以前から、イヌワシを観察している人たちだというのは聞いたことがあったのだが、いつも横をスルーしていた。
今回、また例のごとく、その横を通り抜けようと思ったのだが、なんとなく気になって、立ち止まってそこの方に話しかけてみることにした。
その男性が、イヌワシのことについて、いろいろと教えてくれた。
今、兵庫県には、2つのペアだけが確認されていて、1つのペアは、瀞川山周辺に生息していて、もう1ペアは扇ノ山に生息しているということ。
全国では500羽あまりが確認されていて、レッドブックデータに登録されていること。
イヌワシは草原環境が広がる場所があるところに主に生息しており、スキー場などもその役割を果たしているということ。
イヌワシは、生態系の頂点にいる鳥であり、イヌワシの激減は、すなわち生態系全般の崩壊によるものだということ。
イヌワシはうさぎや、山鳥などを捕獲して生きており、森の豊かさが失われることで、これら小動物の個体数も減ってしまって、その結果イヌワシも生息できなくなってきていること。
…などなど、他にもたくさんお話をさせてもらって、ずいぶんと勉強になった。
ハチ北では、イヌワシの生息域を守るための活動として、大池周辺の整備が行われているが、まったくやらないよりやったほうがましだとは思うけれど、イヌワシの生息ということを考えた場合、最近よく言われる生物多様性の保全という広大なテーマに取り組まなくてはいけない。
再生の事例としてよく豊岡のコウノトリのことが取り上げられているが、生物はそれだけではなく、目にみえない微生物とかも含めると、それはほんの一握りでしかない。
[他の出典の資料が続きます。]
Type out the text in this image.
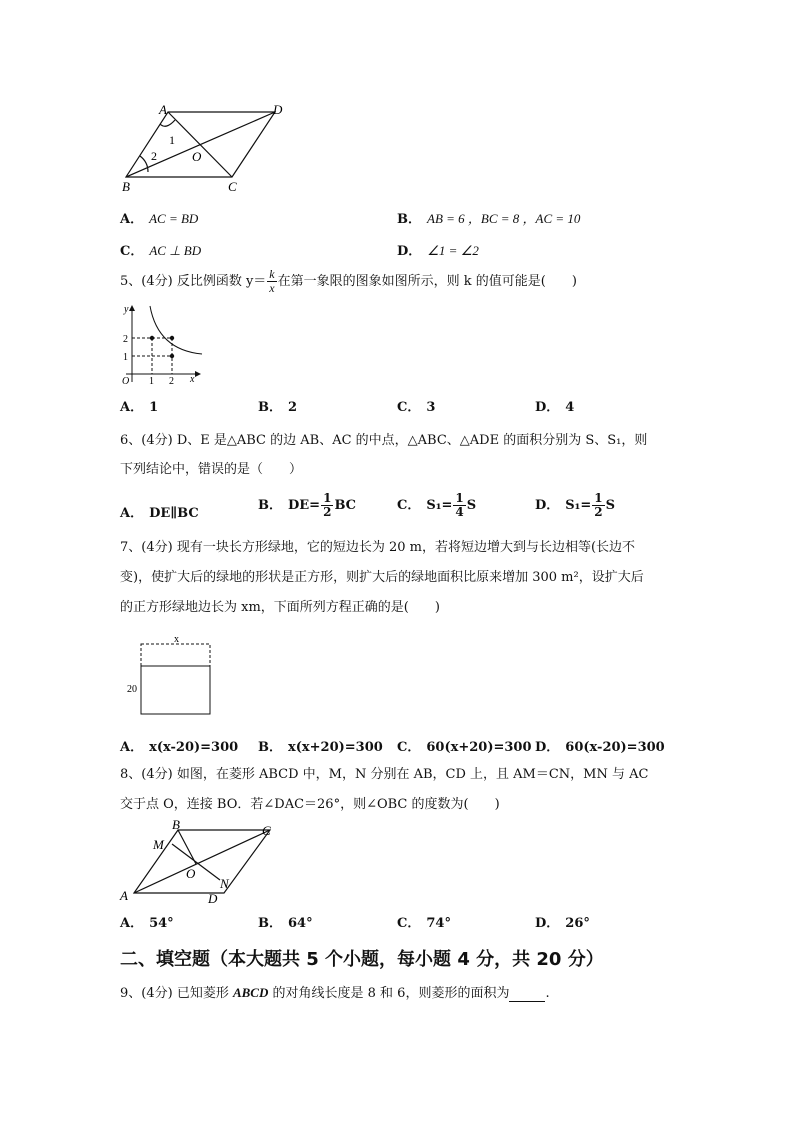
A	D
B	C
O
1
2
A． AC = BD	B． AB = 6 ，BC = 8 ，AC = 10
C． AC ⊥ BD	D． ∠1 = ∠2
5、(4分) 反比例函数 $y= \frac{k}{x}$ 在第一象限的图象如图所示，则 k 的值可能是(　　)
y
x
O 1 2
1
2
A． 1	B． 2	C． 3	D． 4
6、(4分) D、E 是△ABC 的边 AB、AC 的中点，△ABC、△ADE 的面积分别为 S、S₁，则
下列结论中，错误的是（　　）
A． DE∥BC
B． $DE= \frac{1}{2}$ BC	C． $S_1= \frac{1}{4}$ S	D． $S_1= \frac{1}{2}$ S
7、(4分) 现有一块长方形绿地，它的短边长为 20 m，若将短边增大到与长边相等(长边不
变)，使扩大后的绿地的形状是正方形，则扩大后的绿地面积比原来增加 300 m²，设扩大后
的正方形绿地边长为 xm，下面所列方程正确的是(　　)
x
20
A． x(x-20)=300 B． x(x+20)=300 C． 60(x+20)=300 D． 60(x-20)=300
8、(4分) 如图，在菱形 ABCD 中，M，N 分别在 AB，CD 上，且 AM＝CN，MN 与 AC
交于点 O，连接 BO．若∠DAC＝26°，则∠OBC 的度数为(　　)
B	C
A	D
M
N
O
A． 54°	B． 64°	C． 74°	D． 26°
二、填空题（本大题共 5 个小题，每小题 4 分，共 20 分）
9、(4分) 已知菱形 ABCD 的对角线长度是 8 和 6，则菱形的面积为	.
イヌワシがいなくなることで、私たちの生活がすぐにどうにかなるわけでもないだろうが、そういった目に見えない積み重ね一つ一つの崩壊の積み重ねはやがて、我々人間の生きる道を閉ざしていくのか…
と思うと、なんとも複雑な気持ちになった。
人間は、極寒地帯から、灼熱の砂漠地帯のようなところまで、かなりの広範囲で生活していて、食料や住まいの確保など、さまざまな工夫をして生きている。
だから、環境の変化があってもそれに対応できるだけのたくましさが人間にあることがかえって、環境が脆弱になって自分たちが危機に近づいていることにも気づかないのかもしれない。
こうやって、心配するほど、世の中はそんなに厳しくもないのかもしれないがそれは分からない…。
まったく話は変わるが、先日、ある大規模な米生産農家と話すことがあって、自分の周りから米が消えている…という話だった。
それは、気候変動の影響というよりも、そのほかの社会的要因のほうが大きい。
廻りで耕作を辞める人が増えてきて、収量が減ってきていること、一方でインバウンドなどで外国人が多く流入して、自分たちとは予期しないところで米が消費されていること…
などと説明をされていたが、いずれにしても、米がない…なんてことをこれまで想像などしたことはなかった。
廻りの異常なシグナルに敏感に目と耳を傾け、安心して暮らせるようにしていかないといけないと思う。